Injecting small amounts of fat has long been used by cosmetic surgeons to make faces look younger - but the process isn't always successful.
This week New Zealand and Australian plastic surgeons are being shown a new technique that dramatically improves the chances of taking fat from other parts of a patient's body without damaging it.
Fat in certain parts of the face is a sign of youthful beauty. Too little can reduce perceived facial attractiveness in some young people, while loss of facial volume is a common component of an ageing face.
Fat grafting involves taking fat, usually from the patient's backside or abdomen, then pumping it into their faces.
Until now fat has usually been taken using a suction technique.
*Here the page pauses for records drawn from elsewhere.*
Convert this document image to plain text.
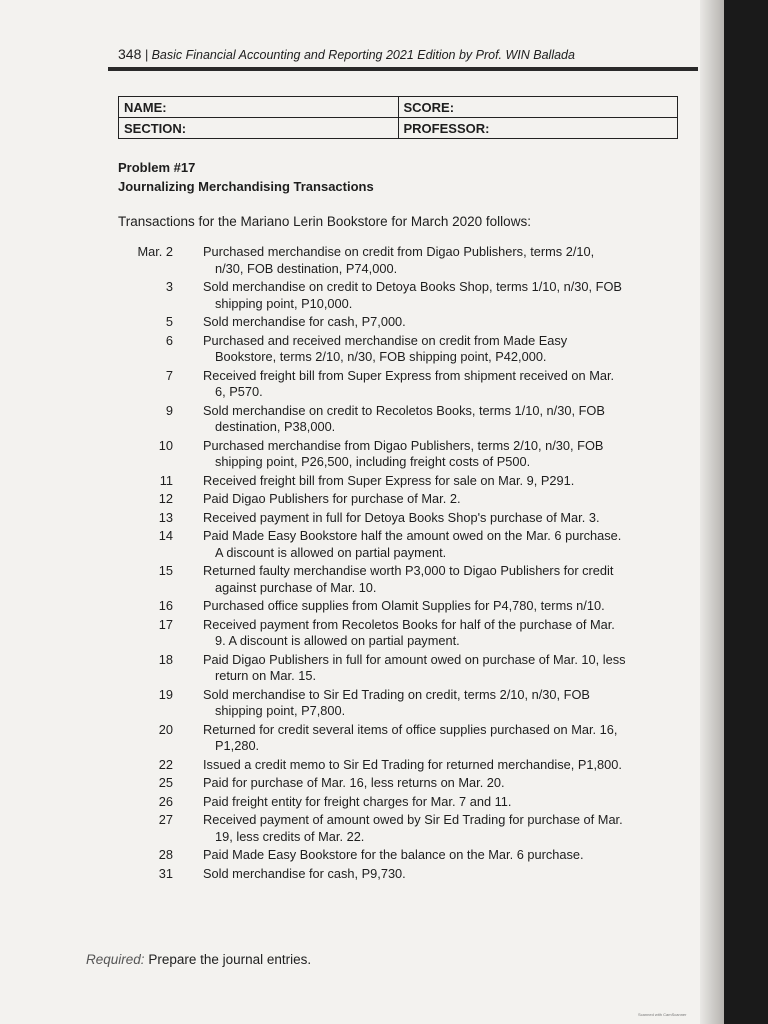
348 | Basic Financial Accounting and Reporting 2021 Edition by Prof. WIN Ballada
NAME:	SCORE:
SECTION:	PROFESSOR:
Problem #17
Journalizing Merchandising Transactions
Transactions for the Mariano Lerin Bookstore for March 2020 follows:
Mar. 2	Purchased merchandise on credit from Digao Publishers, terms 2/10,
n/30, FOB destination, P74,000.
3	Sold merchandise on credit to Detoya Books Shop, terms 1/10, n/30, FOB
shipping point, P10,000.
5	Sold merchandise for cash, P7,000.
6	Purchased and received merchandise on credit from Made Easy
Bookstore, terms 2/10, n/30, FOB shipping point, P42,000.
7	Received freight bill from Super Express from shipment received on Mar.
6, P570.
9	Sold merchandise on credit to Recoletos Books, terms 1/10, n/30, FOB
destination, P38,000.
10	Purchased merchandise from Digao Publishers, terms 2/10, n/30, FOB
shipping point, P26,500, including freight costs of P500.
11	Received freight bill from Super Express for sale on Mar. 9, P291.
12	Paid Digao Publishers for purchase of Mar. 2.
13	Received payment in full for Detoya Books Shop's purchase of Mar. 3.
14	Paid Made Easy Bookstore half the amount owed on the Mar. 6 purchase.
A discount is allowed on partial payment.
15	Returned faulty merchandise worth P3,000 to Digao Publishers for credit
against purchase of Mar. 10.
16	Purchased office supplies from Olamit Supplies for P4,780, terms n/10.
17	Received payment from Recoletos Books for half of the purchase of Mar.
9. A discount is allowed on partial payment.
18	Paid Digao Publishers in full for amount owed on purchase of Mar. 10, less
return on Mar. 15.
19	Sold merchandise to Sir Ed Trading on credit, terms 2/10, n/30, FOB
shipping point, P7,800.
20	Returned for credit several items of office supplies purchased on Mar. 16,
P1,280.
22	Issued a credit memo to Sir Ed Trading for returned merchandise, P1,800.
25	Paid for purchase of Mar. 16, less returns on Mar. 20.
26	Paid freight entity for freight charges for Mar. 7 and 11.
27	Received payment of amount owed by Sir Ed Trading for purchase of Mar.
19, less credits of Mar. 22.
28	Paid Made Easy Bookstore for the balance on the Mar. 6 purchase.
31	Sold merchandise for cash, P9,730.
Required: Prepare the journal entries.
Scanned with CamScanner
A syringe is inserted and the fat is sucked out.
But that kills some of the fat cells which, when reimplanted, are useless.
American aesthetic plastic surgery expert Bahman Guyuron will explain his "coring" method at the Australasian Aesthetic Plastic Surgeons conference in Arrowtown today.
It involves a thin, modified syringe, which has had its needle bevelled, being slowly inserted into the chosen area of fat, Dr Guyuron told the Herald yesterday.
The syringe is carefully twisted around as it is pressed in deeper. The result is a long string of fat, much like an apple peel, which has not gone through the trauma of suction.
That fat is then washed and inserted in the chin, cheeks, lips, or anywhere else facial volume has been lost.
While fat grafting is not new - it has been performed in New Zealand for 10 years - Dr Guyuron's method makes considerable improvements.
Success depends on the fat's survival. If it survives, it will operate in the area where it is implanted like normal fat, adding volume.
But fat grafting has generally only offered a 50 per cent or less success rate. The new method, which Dr Guyuron has performed for three years in the United States, has posted success rates of between 75 and 80 per cent.
Operating times were shorter, complications fewer, and recovery times far less, Dr Guyuron said.
He expected the method would be practised in New Zealand soon.
While 25 years ago a facelift involved tightening and stretching the skin, today it was more focused on the loss of volume in the right places.
"Part of the ageing process is depleting facial volume. There are patients, and we do the best facelifts on them, that still don't look good because they've lost volume."
While a young person usually has fat high in their cheeks, by old age that fat could have sunken, either through gravity or a genetic predisposition, to their jowls, he said.
NEW BREASTS FROM OLD FAT
Fat could be used to construct entire breasts within the next 30 years, according to Auckland plastic surgeon Glenn Bartlett.
Fat grafting to add volume to people's faces was now a common technique, practised widely in New Zealand, he said.
It required just a few millilitres of fat being taken from a patient's bottom or abdomen.
Already some surgeons overseas were using the technique to add volume to breasts, he said.
That application of fat grafting was still in its infancy, was extremely expensive, time consuming and presently offered no evidence of benefits over traditional implants.
But it was a rapidly advancing field which, it was hoped, could lead to breast cancer victims whose breast had been removed having them replaced by new breasts, filled with their own fat. Such a procedure would require hundreds of millilitres of fat.
That fat could be grown through the harvesting of stem cells or, depending on scientific advancements, sourced from other people.